Women and Art Rozeal uses the championship of this work, a play on Aphrodite, ancient Greek goddess of beloved and beauty, to present a cross-cultural rebellion on beauty ideals that traverses the Eastern and Western Hemispheres. Rozeal spent fourth dimension in Japan through a fellowship plan and became interested in the ganguro style, whereby young Japanese women counter traditional beauty norms past wearing skin-concealment makeup, dying their long pilus blonde, and applying long boom tips. As a DJ and functioning artist, Rozeal underscores ganguro'southward references to African American hip-hop civilization—seen in the words "back and along" repeated in the background, a quotation from the song "Whip My Hair" past Willow Smith, while music discs frame the figure. The stylized appearance and pose of the figure recall Japanese 19th-century ukiyo-e prints, which traditionally describe a fantasy world of nightlife and geisha. What does beauty mean to you? What does this work of art make y'all call back about women in your ain customs and culture?

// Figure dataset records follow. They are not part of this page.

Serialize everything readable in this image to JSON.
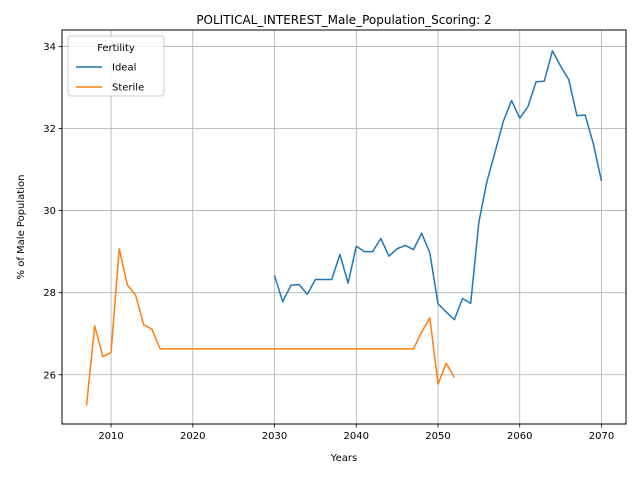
{
  "chart_data": {
    "type": "line",
    "title": "POLITICAL_INTEREST_Male_Population_Scoring: 2",
    "xlabel": "Years",
    "ylabel": "% of Male Population",
    "xlim": [
      2004,
      2073
    ],
    "ylim": [
      24.8,
      34.4
    ],
    "xticks": [
      2010,
      2020,
      2030,
      2040,
      2050,
      2060,
      2070
    ],
    "yticks": [
      26,
      28,
      30,
      32,
      34
    ],
    "grid": true,
    "legend": {
      "title": "Fertility",
      "position": "top-left"
    },
    "series": [
      {
        "name": "Ideal",
        "color": "#1f77b4",
        "x": [
          2030,
          2031,
          2032,
          2033,
          2034,
          2035,
          2036,
          2037,
          2038,
          2039,
          2040,
          2041,
          2042,
          2043,
          2044,
          2045,
          2046,
          2047,
          2048,
          2049,
          2050,
          2051,
          2052,
          2053,
          2054,
          2055,
          2056,
          2057,
          2058,
          2059,
          2060,
          2061,
          2062,
          2063,
          2064,
          2065,
          2066,
          2067,
          2068,
          2069,
          2070
        ],
        "y": [
          28.42,
          27.78,
          28.18,
          28.2,
          27.96,
          28.32,
          28.32,
          28.32,
          28.93,
          28.23,
          29.13,
          29.0,
          29.0,
          29.32,
          28.89,
          29.07,
          29.15,
          29.05,
          29.45,
          28.97,
          27.73,
          27.53,
          27.34,
          27.86,
          27.74,
          29.72,
          30.72,
          31.44,
          32.18,
          32.68,
          32.25,
          32.53,
          33.14,
          33.15,
          33.89,
          33.52,
          33.19,
          32.31,
          32.33,
          31.63,
          30.72
        ]
      },
      {
        "name": "Sterile",
        "color": "#ff7f0e",
        "x": [
          2007,
          2008,
          2009,
          2010,
          2011,
          2012,
          2013,
          2014,
          2015,
          2016,
          2017,
          2018,
          2019,
          2020,
          2021,
          2022,
          2023,
          2024,
          2025,
          2026,
          2027,
          2028,
          2029,
          2030,
          2031,
          2032,
          2033,
          2034,
          2035,
          2036,
          2037,
          2038,
          2039,
          2040,
          2041,
          2042,
          2043,
          2044,
          2045,
          2046,
          2047,
          2048,
          2049,
          2050,
          2051,
          2052
        ],
        "y": [
          25.25,
          27.19,
          26.44,
          26.54,
          29.07,
          28.19,
          27.94,
          27.22,
          27.11,
          26.63,
          26.63,
          26.63,
          26.63,
          26.63,
          26.63,
          26.63,
          26.63,
          26.63,
          26.63,
          26.63,
          26.63,
          26.63,
          26.63,
          26.63,
          26.63,
          26.63,
          26.63,
          26.63,
          26.63,
          26.63,
          26.63,
          26.63,
          26.63,
          26.63,
          26.63,
          26.63,
          26.63,
          26.63,
          26.63,
          26.63,
          26.63,
          27.04,
          27.39,
          25.77,
          26.28,
          25.93
        ]
      }
    ]
  }
}
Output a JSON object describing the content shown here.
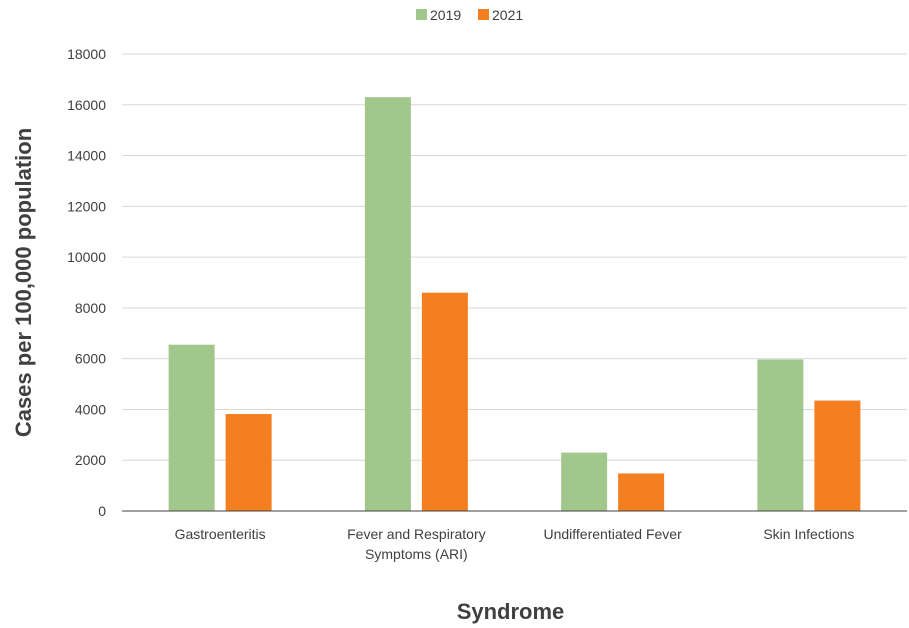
{
  "chart_data": {
    "type": "bar",
    "categories": [
      [
        "Gastroenteritis"
      ],
      [
        "Fever and Respiratory",
        "Symptoms (ARI)"
      ],
      [
        "Undifferentiated Fever"
      ],
      [
        "Skin Infections"
      ]
    ],
    "series": [
      {
        "name": "2019",
        "color": "#a2c78c",
        "values": [
          6550,
          16300,
          2300,
          5970
        ]
      },
      {
        "name": "2021",
        "color": "#f47f20",
        "values": [
          3820,
          8600,
          1480,
          4350
        ]
      }
    ],
    "xlabel": "Syndrome",
    "ylabel": "Cases per 100,000 population",
    "ylim": [
      0,
      18000
    ],
    "yticks": [
      0,
      2000,
      4000,
      6000,
      8000,
      10000,
      12000,
      14000,
      16000,
      18000
    ],
    "grid": true,
    "legend_position": "top-center"
  }
}
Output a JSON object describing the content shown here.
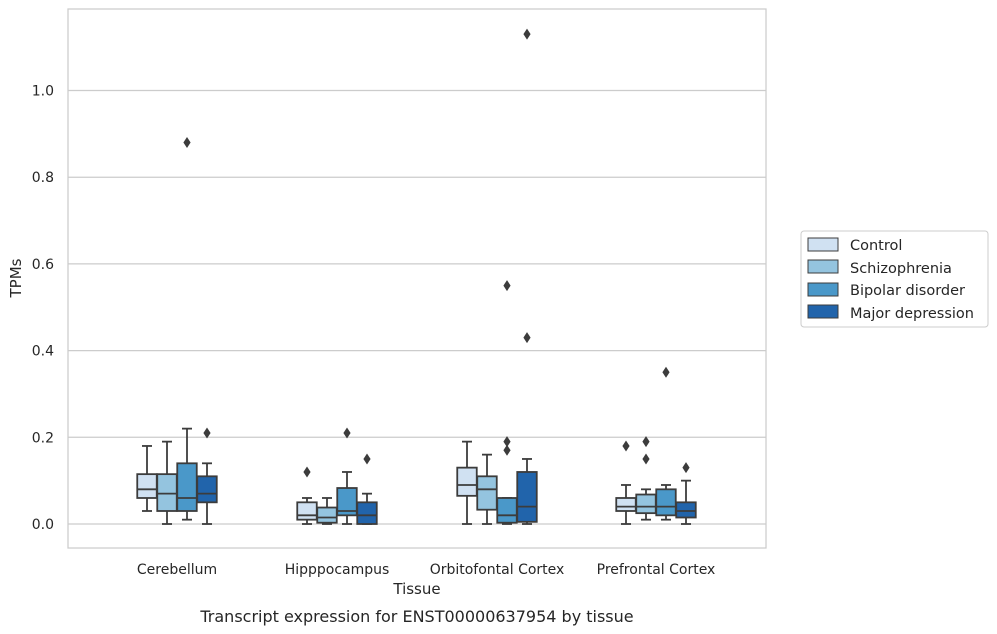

Women and Art This frail work, smaller than a standard sheet of paper, is carefully constructed from fibers. Sheila Hicks has built a long career exploring the intersections between so-called art and textiles. In and so doing, she has brought creative practices like weaving and tapestry, which are often denigrated as crafts and women's work, into the mainstream. Hicks enrolled at the Yale Schoolhouse of Fine art during the 1950s and studied with Josef Albers, an abstract artist and color theorist originally from Germany. As a student, Hicks also became acquainted with the work of Albers's married woman, Anni Albers, considered one of the foremost textile artists and designers of the 20th century. A grant to study painting in Republic of chile sparked Hicks's interest in Ethnic textile traditions and led her to embark on a cocky-guided tour through every state of South America. During her nomadic career, she has developed cobweb arts workshops in United mexican states, Chile, and S Africa. Today she works largely from a studio in Paris. Hicks'due south work spotlights the fourth dimension and labor that fabric arts entail—hours spent in repetitive motions and gestures to create pliable forms that reveal the traces of their making. Although jump by their structure, her works oft appear remarkably costless and expressive. Modestly scaled works, such every bit, Embedded Thoughts, made of narrow strips of fragile paper wrapped in tiny threads of silk, serve as "sketches" in which the artist works through experimental ideas. Are at that place any traditions that have been passed down among women in your customs or culture? Exercise you participate in these traditions? Why or why not?